A irmã mais velha já saiu de casa há uns anos, quando se casou. Não se sabe muito do seu dia-a-dia, faz questão de não aparecer senão quando as tradições o exigem. Não consegue estar quieta nem calada durante um segundo, mas como tanto o marido como o filho, ambos forçados à alexitimia, não tugem, a média dá um agregado quase ameno. Fala principalmente dos cremes, das loções, séruns e emulsões, dos elixires, óleos essenciais, pomadas, fragrâncias que revende para os melhores estabelecimentos da especialidade. Lá em casa, toda a gente sabe que a empresa está falida, serve apenas para ela ter uma ocupação mantida pela torneira aberta de onde escorre o dinheiro da família. Do lado de fora, toda a gente a julga uma empresária de sucesso e por vezes até aparece em revistas, que ela leva para mostrar na véspera de Natal como prova do seu papel na sociedade.
A irmã mais nova tem o curso de marketing e publicidade pendurado porque os professores, embora a achem esperta, lhe exigem bibliografia e não só o produto da sua intensa atividade cerebral. Mas ela, desde que, após uma exaustiva investigação genealógica, descobriu que os males da família vêm pelo menos desde finais do século dezoito, dedica-se quase em exclusivo a desvendar as razões espirituais do tormento familiar. O afã de namorados iluminados e senhoras envoltas em nuvens de cheiros do oriente, que vão somando explicações para aquela malaise multissecular enquanto desfalcam o frigorífico e a despensa, dão à casa uma vida que se perdera com apodrecimento das crianças. Por isso e por a caçula sempre ter tido o privilégio do ângulo morto, as buscas da polícia, que só encontrou uma dose de haxixe para autoconsumo, tiveram como única consequência uma redução simbólica da mesada.

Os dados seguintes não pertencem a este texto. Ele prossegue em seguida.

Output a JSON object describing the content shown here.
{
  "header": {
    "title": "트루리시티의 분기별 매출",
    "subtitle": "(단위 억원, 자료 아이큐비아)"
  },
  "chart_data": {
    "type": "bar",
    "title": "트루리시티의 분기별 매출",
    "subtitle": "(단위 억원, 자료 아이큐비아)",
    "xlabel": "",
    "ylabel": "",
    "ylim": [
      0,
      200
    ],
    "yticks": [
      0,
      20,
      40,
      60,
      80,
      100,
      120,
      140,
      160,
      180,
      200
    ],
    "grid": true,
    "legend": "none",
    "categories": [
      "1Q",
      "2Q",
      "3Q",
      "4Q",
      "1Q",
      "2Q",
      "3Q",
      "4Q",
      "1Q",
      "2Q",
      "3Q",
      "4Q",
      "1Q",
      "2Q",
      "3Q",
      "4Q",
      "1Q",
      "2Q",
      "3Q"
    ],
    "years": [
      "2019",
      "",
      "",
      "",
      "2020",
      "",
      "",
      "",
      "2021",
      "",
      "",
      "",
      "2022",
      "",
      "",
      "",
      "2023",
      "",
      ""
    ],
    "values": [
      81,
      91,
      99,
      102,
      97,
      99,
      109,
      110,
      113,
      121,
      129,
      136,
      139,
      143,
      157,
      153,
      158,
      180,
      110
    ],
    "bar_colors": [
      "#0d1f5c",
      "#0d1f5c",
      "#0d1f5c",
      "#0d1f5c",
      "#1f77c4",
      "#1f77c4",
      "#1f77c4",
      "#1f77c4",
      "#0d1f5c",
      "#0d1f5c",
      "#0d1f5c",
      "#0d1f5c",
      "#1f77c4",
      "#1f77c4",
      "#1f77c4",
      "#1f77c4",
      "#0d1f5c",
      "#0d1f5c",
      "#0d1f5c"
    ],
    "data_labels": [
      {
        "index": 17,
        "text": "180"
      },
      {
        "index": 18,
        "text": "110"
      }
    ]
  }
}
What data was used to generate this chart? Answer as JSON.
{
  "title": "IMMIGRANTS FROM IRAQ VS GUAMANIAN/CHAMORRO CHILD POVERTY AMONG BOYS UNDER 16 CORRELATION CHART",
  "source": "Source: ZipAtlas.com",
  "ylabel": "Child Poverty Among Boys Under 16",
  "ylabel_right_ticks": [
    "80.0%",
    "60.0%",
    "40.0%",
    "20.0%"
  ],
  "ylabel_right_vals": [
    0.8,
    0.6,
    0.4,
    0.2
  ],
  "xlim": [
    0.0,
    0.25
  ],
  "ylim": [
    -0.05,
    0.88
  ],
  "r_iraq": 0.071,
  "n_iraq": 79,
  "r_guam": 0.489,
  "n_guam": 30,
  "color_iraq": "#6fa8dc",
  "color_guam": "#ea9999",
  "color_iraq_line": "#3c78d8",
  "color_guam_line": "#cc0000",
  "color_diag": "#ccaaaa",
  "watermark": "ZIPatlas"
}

Não tão exuberante mas mais exequível que o avião supersónico é mudar os óculos de posição com um gesto brusco da cabeça. O feito em si não é nada de especial: segundo a Your World in Data, cerca de vinte e sete por cento da população mundial é capaz de, com graus diversos de proficiência, passar os óculos da arcada supraciliar para a cana do nariz — e vice-versa — por meios estritamente cranianos. Mas o contexto é tudo e filmar-se a fazê-lo no metro apinhado perante o pasmo dos trabalhadores ou enquanto está sentado na sanita de uma discoteca com um cigarro na boca, por exemplo, é o ingrediente de uma receita de sucesso. O próximo passo será percorrer o mundo, patrocinado pelas melhores marcas de eyewear, fazendo as cangalhas de autor saltar para cima e para baixo com as landmarks do turismo internacional como pano de fundo. Lá por não haver desígnio nem ânsia, sonha, nada o impede de ter objetivos de valor acrescentado e, acima de tudo, um futuro.